Merge them. You can merge your fatality data into your us_states
table:
UPDATE us_states
SET bls_fatalities_per_100k = fatalities_per_capita.fatalities_per_capita
FROM fatalities_per_capita
WHERE us_states.name = fatalities_per_capita.state
Or you can merge state outlines into your BLS data table:
UPDATE bls_fatality_2011
SET the_geom = us_states.the_geom
FROM us_states
WHERE us_states.state = bls_fatality_2011.state
Advanced Queries
Where CartoDB really shines is when you plug into its underlying postGIS database. For instance … you can use ST_Union to merge two shapes (or polygons) into a single shape. For instance, if … hypothetically … you had county by county data on asthma rates in New York State, but only one line for “New York City” rather than data for each borough, and a shapefile with county outlines, you’d need to figure out how to create a single polygon of all five boroughs. Which you’d do about like this:
INSERT INTO ny_counties (county) VALUES ('New York City')
This INSERT
query will add a new row to your ny_counties
table, with “New York City” listed as value in the county
column. INSERT
will change your data by adding rows.
SELECT * FROM ny_counties WHERE county IN ('Kings', 'Queens', 'Richmond', 'Bronx', 'New York')
This SELECT
query will not alter your data. It will select all the rows in a table called ny_counties
where the county name (or the value in the county
column) is in the list. This is a sanity check, it will let you see wether or not the next query is going to work.
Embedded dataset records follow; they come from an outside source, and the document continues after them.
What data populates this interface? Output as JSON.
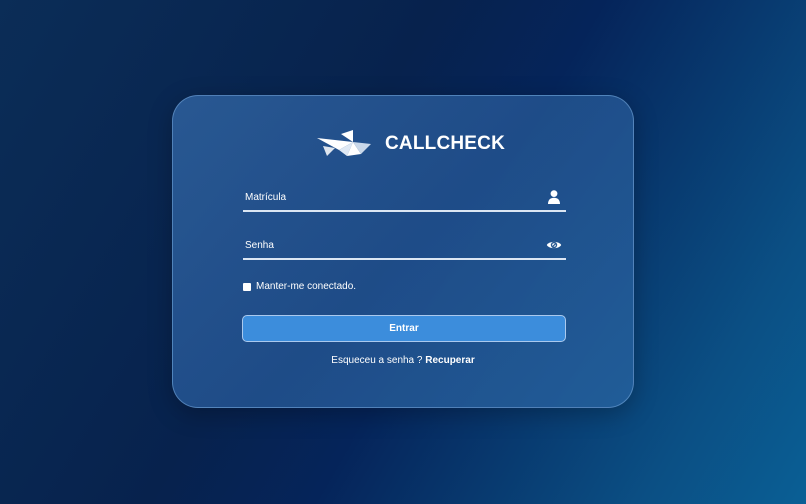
{
  "brand": {
    "name": "CALLCHECK",
    "logo_icon": "paper-plane-logo"
  },
  "form": {
    "matricula_placeholder": "Matrícula",
    "matricula_value": "",
    "matricula_icon": "user-icon",
    "senha_placeholder": "Senha",
    "senha_value": "",
    "senha_icon": "eye-icon",
    "remember_label": "Manter-me conectado.",
    "remember_checked": false,
    "submit_label": "Entrar",
    "forgot_text": "Esqueceu a senha ?",
    "forgot_link": "Recuperar"
  },
  "colors": {
    "button": "#3c8ddc",
    "card": "#2a5b94",
    "text": "#ffffff"
  }
}
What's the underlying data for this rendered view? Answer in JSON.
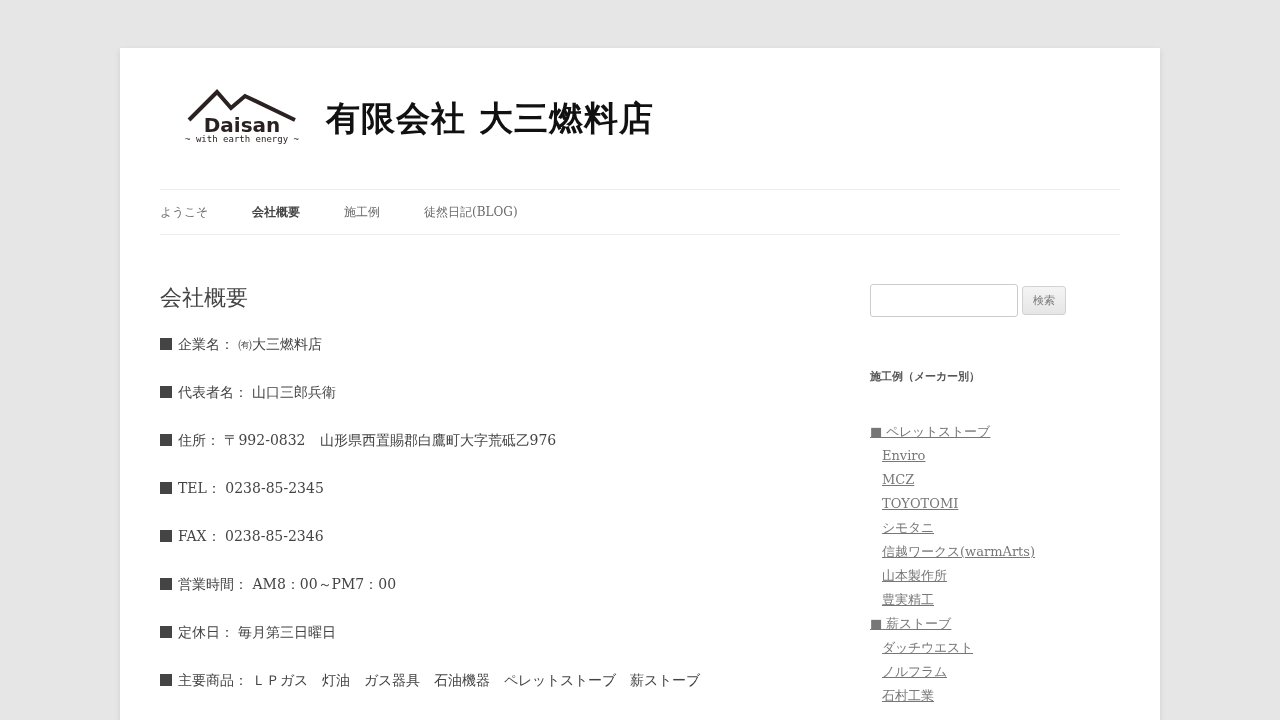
{
  "header": {
    "logo_word": "Daisan",
    "logo_tagline": "~ with earth energy ~",
    "site_title": "有限会社 大三燃料店"
  },
  "nav": [
    {
      "label": "ようこそ",
      "selected": false
    },
    {
      "label": "会社概要",
      "selected": true
    },
    {
      "label": "施工例",
      "selected": false
    },
    {
      "label": "徒然日記(BLOG)",
      "selected": false
    }
  ],
  "page_title": "会社概要",
  "info": [
    {
      "label": "企業名：",
      "value": "㈲大三燃料店"
    },
    {
      "label": "代表者名：",
      "value": "山口三郎兵衛"
    },
    {
      "label": "住所：",
      "value": "〒992-0832　山形県西置賜郡白鷹町大字荒砥乙976"
    },
    {
      "label": "TEL：",
      "value": "0238-85-2345"
    },
    {
      "label": "FAX：",
      "value": "0238-85-2346"
    },
    {
      "label": "営業時間：",
      "value": "AM8：00～PM7：00"
    },
    {
      "label": "定休日：",
      "value": "毎月第三日曜日"
    },
    {
      "label": "主要商品：",
      "value": "ＬＰガス　灯油　ガス器具　石油機器　ペレットストーブ　薪ストーブ"
    }
  ],
  "sidebar": {
    "search_button": "検索",
    "widget_title": "施工例（メーカー別）",
    "categories": [
      {
        "label": "■ ペレットストーブ",
        "children": [
          {
            "label": "Enviro"
          },
          {
            "label": "MCZ"
          },
          {
            "label": "TOYOTOMI"
          },
          {
            "label": "シモタニ"
          },
          {
            "label": "信越ワークス(warmArts)"
          },
          {
            "label": "山本製作所"
          },
          {
            "label": "豊実精工"
          }
        ]
      },
      {
        "label": "■ 薪ストーブ",
        "children": [
          {
            "label": "ダッチウエスト"
          },
          {
            "label": "ノルフラム"
          },
          {
            "label": "石村工業"
          }
        ]
      }
    ]
  }
}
UPDATE ny_counties SET the_geom = (
SELECT ST_Union(the_geom) FROM ny_counties
WHERE county IN ('Kings', 'Queens', 'Richmond', 'Bronx', 'New York')
) WHERE county = 'New York City'
This UPDATE
query will calculate a polygon that is the “Union” or combined area of all the polygons that represent matching counties, and add that polygon to the the_geom
on the row that you added earlier, which has a county
value of “New York City”. UPDATE
will change your data by altering existing rows based on the WHERE
clause. If you were to omit the WHERE
clause, the query would change the_geom
for every row.
That there are more efficient ways to do all of this, with nested queries, but I think you’re better off doing it in small steps, for now.